SpillSeal® washable computer keyboards are manufactured and assembled so that the dome under each key is welded into the key assembly, allowing the keyboard to be cleaned and disinfected using commercial cleansers and sealing it against liquid entering the keyboard. While standard keyboards also incorporate upturned domes underneath each key, the keys are either set in a rubber mat or single and loose, explains Carabello.  However, when liquids are applied, including cleansers, the fluids can easily pass through the key, damaging the equipment and rendering it inoperable. As a result, the keyboards cannot be cleaned and remain on site, getting dirtier with every use.

Approximately one-fifth of the U.S. population attends or works in schools, according to the U.S. Department of Education, and nearly 22 million school days are lost annually due to the common cold alone, according to the CDC.  Studies [Ansari (1988); Scott and Bloomfield, 1989] indicate that some viruses and bacteria can live from 20 minutes up to 2 hours or more on surfaces like cafeteria tables, doorknobs, and desks.

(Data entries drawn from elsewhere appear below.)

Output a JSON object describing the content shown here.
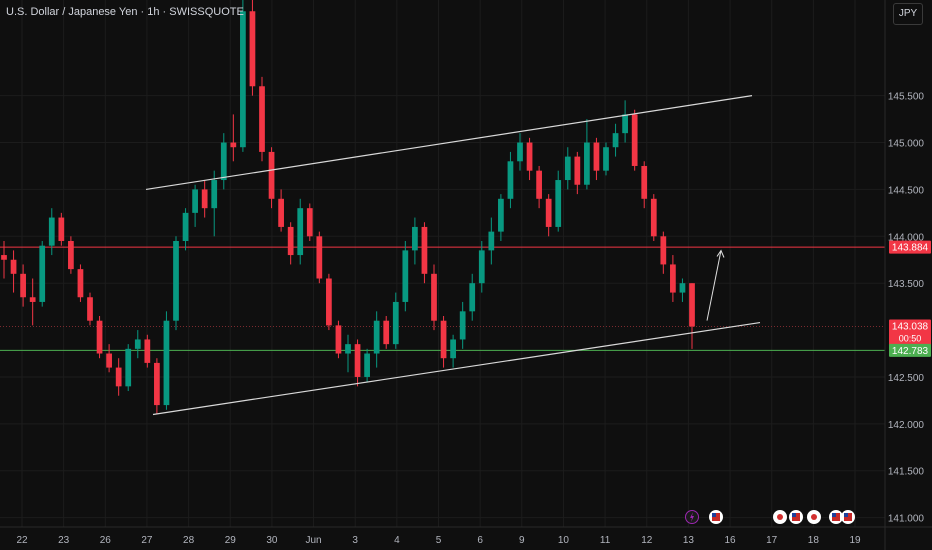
{
  "header": {
    "symbol_title": "U.S. Dollar / Japanese Yen · 1h · SWISSQUOTE",
    "currency_button": "JPY"
  },
  "colors": {
    "background": "#0f0f0f",
    "grid": "#1c1c1c",
    "up": "#089981",
    "down": "#f23645",
    "resistance": "#f23645",
    "support": "#4caf50",
    "trendline": "#d9d9d9",
    "axis_text": "#b2b5be"
  },
  "chart_data": {
    "type": "candlestick",
    "title": "U.S. Dollar / Japanese Yen · 1h · SWISSQUOTE",
    "ylim": [
      140.9,
      146.52
    ],
    "y_ticks": [
      "145.500",
      "145.000",
      "144.500",
      "144.000",
      "143.500",
      "142.500",
      "142.000",
      "141.500",
      "141.000"
    ],
    "x_ticks": [
      "22",
      "23",
      "26",
      "27",
      "28",
      "29",
      "30",
      "Jun",
      "3",
      "4",
      "5",
      "6",
      "9",
      "10",
      "11",
      "12",
      "13",
      "16",
      "17",
      "18",
      "19"
    ],
    "grid": true,
    "price_labels": [
      {
        "role": "resistance",
        "label": "143.884",
        "value": 143.884
      },
      {
        "role": "last",
        "label": "143.038",
        "sublabel": "00:50",
        "value": 143.038
      },
      {
        "role": "support",
        "label": "142.783",
        "value": 142.783
      }
    ],
    "horizontal_lines": [
      {
        "role": "resistance",
        "value": 143.884
      },
      {
        "role": "support",
        "value": 142.783
      }
    ],
    "trend_channel": {
      "upper": [
        {
          "date": "May 27",
          "price": 144.5
        },
        {
          "date": "Jun 16",
          "price": 145.5
        }
      ],
      "lower": [
        {
          "date": "May 26 late",
          "price": 142.1
        },
        {
          "date": "Jun 16",
          "price": 143.08
        }
      ]
    },
    "projection_arrow": {
      "from": 143.08,
      "to": 143.87
    },
    "series": [
      {
        "date": "22",
        "open": 143.8,
        "high": 143.95,
        "low": 143.55,
        "close": 143.75
      },
      {
        "date": "22",
        "open": 143.75,
        "high": 143.85,
        "low": 143.4,
        "close": 143.6
      },
      {
        "date": "22",
        "open": 143.6,
        "high": 143.7,
        "low": 143.25,
        "close": 143.35
      },
      {
        "date": "23",
        "open": 143.35,
        "high": 143.55,
        "low": 143.05,
        "close": 143.3
      },
      {
        "date": "23",
        "open": 143.3,
        "high": 143.95,
        "low": 143.25,
        "close": 143.9
      },
      {
        "date": "23",
        "open": 143.9,
        "high": 144.3,
        "low": 143.8,
        "close": 144.2
      },
      {
        "date": "23",
        "open": 144.2,
        "high": 144.25,
        "low": 143.9,
        "close": 143.95
      },
      {
        "date": "23",
        "open": 143.95,
        "high": 144.0,
        "low": 143.6,
        "close": 143.65
      },
      {
        "date": "23",
        "open": 143.65,
        "high": 143.7,
        "low": 143.3,
        "close": 143.35
      },
      {
        "date": "23",
        "open": 143.35,
        "high": 143.4,
        "low": 143.05,
        "close": 143.1
      },
      {
        "date": "26",
        "open": 143.1,
        "high": 143.15,
        "low": 142.7,
        "close": 142.75
      },
      {
        "date": "26",
        "open": 142.75,
        "high": 142.85,
        "low": 142.55,
        "close": 142.6
      },
      {
        "date": "26",
        "open": 142.6,
        "high": 142.7,
        "low": 142.3,
        "close": 142.4
      },
      {
        "date": "26",
        "open": 142.4,
        "high": 142.85,
        "low": 142.35,
        "close": 142.8
      },
      {
        "date": "26",
        "open": 142.8,
        "high": 143.0,
        "low": 142.7,
        "close": 142.9
      },
      {
        "date": "27",
        "open": 142.9,
        "high": 142.95,
        "low": 142.6,
        "close": 142.65
      },
      {
        "date": "27",
        "open": 142.65,
        "high": 142.7,
        "low": 142.1,
        "close": 142.2
      },
      {
        "date": "27",
        "open": 142.2,
        "high": 143.2,
        "low": 142.15,
        "close": 143.1
      },
      {
        "date": "27",
        "open": 143.1,
        "high": 144.0,
        "low": 143.0,
        "close": 143.95
      },
      {
        "date": "27",
        "open": 143.95,
        "high": 144.3,
        "low": 143.85,
        "close": 144.25
      },
      {
        "date": "28",
        "open": 144.25,
        "high": 144.55,
        "low": 144.1,
        "close": 144.5
      },
      {
        "date": "28",
        "open": 144.5,
        "high": 144.6,
        "low": 144.2,
        "close": 144.3
      },
      {
        "date": "28",
        "open": 144.3,
        "high": 144.7,
        "low": 144.0,
        "close": 144.6
      },
      {
        "date": "28",
        "open": 144.6,
        "high": 145.1,
        "low": 144.5,
        "close": 145.0
      },
      {
        "date": "28",
        "open": 145.0,
        "high": 145.3,
        "low": 144.8,
        "close": 144.95
      },
      {
        "date": "29",
        "open": 144.95,
        "high": 146.52,
        "low": 144.9,
        "close": 146.4
      },
      {
        "date": "29",
        "open": 146.4,
        "high": 146.52,
        "low": 145.5,
        "close": 145.6
      },
      {
        "date": "29",
        "open": 145.6,
        "high": 145.7,
        "low": 144.8,
        "close": 144.9
      },
      {
        "date": "29",
        "open": 144.9,
        "high": 144.95,
        "low": 144.3,
        "close": 144.4
      },
      {
        "date": "30",
        "open": 144.4,
        "high": 144.5,
        "low": 144.05,
        "close": 144.1
      },
      {
        "date": "30",
        "open": 144.1,
        "high": 144.15,
        "low": 143.7,
        "close": 143.8
      },
      {
        "date": "30",
        "open": 143.8,
        "high": 144.4,
        "low": 143.7,
        "close": 144.3
      },
      {
        "date": "30",
        "open": 144.3,
        "high": 144.35,
        "low": 143.95,
        "close": 144.0
      },
      {
        "date": "30",
        "open": 144.0,
        "high": 144.05,
        "low": 143.5,
        "close": 143.55
      },
      {
        "date": "Jun",
        "open": 143.55,
        "high": 143.6,
        "low": 143.0,
        "close": 143.05
      },
      {
        "date": "Jun",
        "open": 143.05,
        "high": 143.1,
        "low": 142.7,
        "close": 142.75
      },
      {
        "date": "Jun",
        "open": 142.75,
        "high": 142.95,
        "low": 142.55,
        "close": 142.85
      },
      {
        "date": "Jun",
        "open": 142.85,
        "high": 142.9,
        "low": 142.4,
        "close": 142.5
      },
      {
        "date": "3",
        "open": 142.5,
        "high": 142.8,
        "low": 142.45,
        "close": 142.75
      },
      {
        "date": "3",
        "open": 142.75,
        "high": 143.2,
        "low": 142.6,
        "close": 143.1
      },
      {
        "date": "3",
        "open": 143.1,
        "high": 143.15,
        "low": 142.8,
        "close": 142.85
      },
      {
        "date": "3",
        "open": 142.85,
        "high": 143.4,
        "low": 142.8,
        "close": 143.3
      },
      {
        "date": "4",
        "open": 143.3,
        "high": 143.95,
        "low": 143.2,
        "close": 143.85
      },
      {
        "date": "4",
        "open": 143.85,
        "high": 144.2,
        "low": 143.7,
        "close": 144.1
      },
      {
        "date": "4",
        "open": 144.1,
        "high": 144.15,
        "low": 143.5,
        "close": 143.6
      },
      {
        "date": "4",
        "open": 143.6,
        "high": 143.7,
        "low": 143.0,
        "close": 143.1
      },
      {
        "date": "5",
        "open": 143.1,
        "high": 143.15,
        "low": 142.6,
        "close": 142.7
      },
      {
        "date": "5",
        "open": 142.7,
        "high": 142.95,
        "low": 142.6,
        "close": 142.9
      },
      {
        "date": "5",
        "open": 142.9,
        "high": 143.3,
        "low": 142.8,
        "close": 143.2
      },
      {
        "date": "5",
        "open": 143.2,
        "high": 143.6,
        "low": 143.1,
        "close": 143.5
      },
      {
        "date": "6",
        "open": 143.5,
        "high": 143.95,
        "low": 143.4,
        "close": 143.85
      },
      {
        "date": "6",
        "open": 143.85,
        "high": 144.2,
        "low": 143.7,
        "close": 144.05
      },
      {
        "date": "6",
        "open": 144.05,
        "high": 144.45,
        "low": 143.95,
        "close": 144.4
      },
      {
        "date": "6",
        "open": 144.4,
        "high": 144.9,
        "low": 144.3,
        "close": 144.8
      },
      {
        "date": "9",
        "open": 144.8,
        "high": 145.1,
        "low": 144.7,
        "close": 145.0
      },
      {
        "date": "9",
        "open": 145.0,
        "high": 145.05,
        "low": 144.6,
        "close": 144.7
      },
      {
        "date": "9",
        "open": 144.7,
        "high": 144.75,
        "low": 144.3,
        "close": 144.4
      },
      {
        "date": "9",
        "open": 144.4,
        "high": 144.45,
        "low": 144.0,
        "close": 144.1
      },
      {
        "date": "10",
        "open": 144.1,
        "high": 144.7,
        "low": 144.05,
        "close": 144.6
      },
      {
        "date": "10",
        "open": 144.6,
        "high": 144.95,
        "low": 144.5,
        "close": 144.85
      },
      {
        "date": "10",
        "open": 144.85,
        "high": 144.9,
        "low": 144.45,
        "close": 144.55
      },
      {
        "date": "10",
        "open": 144.55,
        "high": 145.25,
        "low": 144.5,
        "close": 145.0
      },
      {
        "date": "11",
        "open": 145.0,
        "high": 145.05,
        "low": 144.6,
        "close": 144.7
      },
      {
        "date": "11",
        "open": 144.7,
        "high": 145.0,
        "low": 144.65,
        "close": 144.95
      },
      {
        "date": "11",
        "open": 144.95,
        "high": 145.2,
        "low": 144.85,
        "close": 145.1
      },
      {
        "date": "11",
        "open": 145.1,
        "high": 145.45,
        "low": 145.0,
        "close": 145.3
      },
      {
        "date": "12",
        "open": 145.3,
        "high": 145.35,
        "low": 144.7,
        "close": 144.75
      },
      {
        "date": "12",
        "open": 144.75,
        "high": 144.8,
        "low": 144.3,
        "close": 144.4
      },
      {
        "date": "12",
        "open": 144.4,
        "high": 144.45,
        "low": 143.95,
        "close": 144.0
      },
      {
        "date": "12",
        "open": 144.0,
        "high": 144.05,
        "low": 143.6,
        "close": 143.7
      },
      {
        "date": "13",
        "open": 143.7,
        "high": 143.8,
        "low": 143.3,
        "close": 143.4
      },
      {
        "date": "13",
        "open": 143.4,
        "high": 143.55,
        "low": 143.3,
        "close": 143.5
      },
      {
        "date": "13",
        "open": 143.5,
        "high": 143.5,
        "low": 142.8,
        "close": 143.038
      }
    ]
  },
  "event_icons": [
    {
      "name": "lightning-event-icon",
      "symbol": "⚡",
      "bg": "#1a1a1a",
      "fg": "#9c27b0",
      "border": "#9c27b0"
    },
    {
      "name": "us-flag-event-icon",
      "symbol": "🇺🇸",
      "bg": "#ffffff",
      "fg": "#1e3f9a",
      "border": "#ffffff"
    },
    {
      "name": "japan-flag-event-icon",
      "symbol": "●",
      "bg": "#ffffff",
      "fg": "#d32f2f",
      "border": "#ffffff"
    },
    {
      "name": "us-flag-event-icon",
      "symbol": "🇺🇸",
      "bg": "#ffffff",
      "fg": "#1e3f9a",
      "border": "#ffffff"
    },
    {
      "name": "japan-flag-event-icon",
      "symbol": "●",
      "bg": "#ffffff",
      "fg": "#d32f2f",
      "border": "#ffffff"
    },
    {
      "name": "us-flag-event-icon",
      "symbol": "🇺🇸",
      "bg": "#ffffff",
      "fg": "#1e3f9a",
      "border": "#ffffff"
    },
    {
      "name": "us-flag-event-icon",
      "symbol": "🇺🇸",
      "bg": "#ffffff",
      "fg": "#1e3f9a",
      "border": "#ffffff"
    }
  ]
}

While the flu has caused high rates of absenteeism among students and staff, school administrators can eliminate one significant potential transmitter of the flu virus by replacing existing computer keyboards with washable technology, recommends Carabello. Carabello also points out that Unotrons SpillSeal® washable computer keyboards are easy to use, an important benefit for students of all ages. When a key is pressed on the new washable keyboard, the dome under it presses down and makes the electrical contact to produce a letter. This allows each key to fully travel with touch-type response as opposed to most other sealed keyboards, which are sealed in a single casing and may pose difficulties for students. He contends that the student population may be particularly prone to spilling liquids on the keyboard, another problem with existing keyboards. One small spill may not flood the keys, but multiple spills that occur over time will eventually make a keyboard sticky. If you try to wash a standard keyboard with disinfectants and cleansers, it is likely to never perform properly again and will probably end up in the trash.